A total of sixty patients were included in our study. The majority of patients ( = 40, 66.7%) was prescribed dabigatran for deep vein thrombosis prophylaxis. Only one patient received dabigatran with appropriate indication, dose, and duration. Thirty-six (60%) of our patients had thrombocytopenia at the time of dabigatran initiation. We also detected that ten patients (16.7%) received this drug for heparin-induced thrombocytopenia (HIT). In 32 patients, platelet levels increased after dabigatran initiation. Only seven patients received the appropriate dose of dabigatran (regarding both indication and renal function).
Unlabeled use and incorrect dosing of dabigatran in this study emphasize the need to develop a hospital protocol for dabigatran use within our facility. We suggest proper education of clinicians about novel drugs, pharmacist interventions, and further studies about the safety and efficacy of dabigatran for the new indication (such as HIT).
达比加群酯是一种新型口服抗凝剂,与华法林相比具有多项优势,如无需常规监测且药物相互作用较少。该药物于2012年被列入我院药品目录。本研究的目的是评估一家大型教学医院中达比加群的合理用药情况。
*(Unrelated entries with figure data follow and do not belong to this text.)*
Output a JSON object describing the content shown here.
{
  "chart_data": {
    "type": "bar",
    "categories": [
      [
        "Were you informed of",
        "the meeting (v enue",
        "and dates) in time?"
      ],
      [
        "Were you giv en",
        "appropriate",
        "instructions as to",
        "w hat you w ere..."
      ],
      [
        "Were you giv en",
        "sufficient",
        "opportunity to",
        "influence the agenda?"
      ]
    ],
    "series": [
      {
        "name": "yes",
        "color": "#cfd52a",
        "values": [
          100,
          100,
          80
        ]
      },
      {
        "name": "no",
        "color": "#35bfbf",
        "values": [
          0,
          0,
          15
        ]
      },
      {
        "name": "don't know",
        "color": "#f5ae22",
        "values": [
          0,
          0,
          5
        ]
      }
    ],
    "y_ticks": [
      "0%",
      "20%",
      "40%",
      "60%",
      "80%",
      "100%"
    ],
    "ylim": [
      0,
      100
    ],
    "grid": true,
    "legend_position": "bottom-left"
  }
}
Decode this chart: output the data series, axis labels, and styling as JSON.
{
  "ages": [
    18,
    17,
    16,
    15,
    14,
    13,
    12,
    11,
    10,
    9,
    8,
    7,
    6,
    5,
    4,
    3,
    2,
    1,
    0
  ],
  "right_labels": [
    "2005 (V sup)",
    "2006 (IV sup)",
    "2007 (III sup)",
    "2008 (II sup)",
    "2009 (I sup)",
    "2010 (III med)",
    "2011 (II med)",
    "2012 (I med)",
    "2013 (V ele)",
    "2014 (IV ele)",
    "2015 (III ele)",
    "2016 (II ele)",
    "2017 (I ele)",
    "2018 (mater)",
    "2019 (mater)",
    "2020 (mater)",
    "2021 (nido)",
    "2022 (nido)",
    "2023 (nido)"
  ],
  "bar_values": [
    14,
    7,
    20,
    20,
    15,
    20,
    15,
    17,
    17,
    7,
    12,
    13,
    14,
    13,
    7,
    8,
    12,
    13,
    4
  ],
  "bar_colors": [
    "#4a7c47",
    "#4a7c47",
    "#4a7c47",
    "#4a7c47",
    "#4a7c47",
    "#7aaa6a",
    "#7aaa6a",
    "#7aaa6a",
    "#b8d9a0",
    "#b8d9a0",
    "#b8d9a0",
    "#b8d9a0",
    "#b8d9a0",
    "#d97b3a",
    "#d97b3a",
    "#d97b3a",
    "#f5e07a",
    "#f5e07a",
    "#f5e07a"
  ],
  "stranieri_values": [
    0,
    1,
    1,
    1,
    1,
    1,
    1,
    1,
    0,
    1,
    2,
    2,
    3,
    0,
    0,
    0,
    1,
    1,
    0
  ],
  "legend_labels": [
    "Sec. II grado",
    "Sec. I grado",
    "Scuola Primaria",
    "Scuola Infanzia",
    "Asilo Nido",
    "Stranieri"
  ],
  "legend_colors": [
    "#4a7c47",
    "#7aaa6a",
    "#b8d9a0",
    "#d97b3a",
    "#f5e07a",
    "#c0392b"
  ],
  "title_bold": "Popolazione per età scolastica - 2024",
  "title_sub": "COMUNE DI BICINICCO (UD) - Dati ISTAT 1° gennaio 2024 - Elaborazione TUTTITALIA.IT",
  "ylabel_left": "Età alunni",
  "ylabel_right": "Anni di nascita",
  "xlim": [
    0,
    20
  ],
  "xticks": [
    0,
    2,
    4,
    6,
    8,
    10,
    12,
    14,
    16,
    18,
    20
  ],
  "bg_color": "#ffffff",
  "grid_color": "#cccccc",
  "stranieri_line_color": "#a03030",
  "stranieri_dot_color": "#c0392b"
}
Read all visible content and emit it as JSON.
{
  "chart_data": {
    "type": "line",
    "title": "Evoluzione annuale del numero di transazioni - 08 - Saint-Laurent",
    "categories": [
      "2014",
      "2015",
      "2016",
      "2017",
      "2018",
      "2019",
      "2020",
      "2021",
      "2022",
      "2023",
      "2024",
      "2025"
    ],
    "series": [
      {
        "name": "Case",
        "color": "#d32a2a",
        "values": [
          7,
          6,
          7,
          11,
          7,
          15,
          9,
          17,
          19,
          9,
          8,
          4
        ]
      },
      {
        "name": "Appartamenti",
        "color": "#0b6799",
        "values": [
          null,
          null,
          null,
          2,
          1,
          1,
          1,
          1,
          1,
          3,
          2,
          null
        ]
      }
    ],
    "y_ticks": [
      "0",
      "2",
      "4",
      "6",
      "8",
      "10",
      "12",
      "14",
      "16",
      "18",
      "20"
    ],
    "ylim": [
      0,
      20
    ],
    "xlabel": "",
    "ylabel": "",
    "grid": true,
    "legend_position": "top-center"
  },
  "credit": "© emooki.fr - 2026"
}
2015年11月至6月在伊朗伊斯法罕的阿尔扎赫拉教学医院进行了一项前瞻性横断面研究。所有接受至少一剂达比加群的患者均符合纳入标准。收集了患者的人口统计学数据、适应证、给药方案、不良事件、同时进行的抗凝治疗以及实验室数据(包括肾功能)。
我们的研究共纳入了60例患者。大多数患者(n = 40,66.7%)被处方使用达比加群预防深静脉血栓形成。只有1例患者接受达比加群的适应证、剂量和疗程合适。36例(60%)患者在开始使用达比加群时出现血小板减少。我们还发现10例患者(16.7%)因肝素诱导的血小板减少症(HIT)接受该药物治疗。32例患者在开始使用达比加群后血小板水平升高。只有7例患者接受了合适剂量的达比加群(在适应证和肾功能方面均合适)。
本研究中达比加群的未标注使用和用药错误强调了在我们机构制定达比加群使用医院方案的必要性。我们建议对临床医生进行关于新药的适当教育、药剂师进行干预,并进一步研究达比加群用于新适应证(如HIT)的安全性和有效性。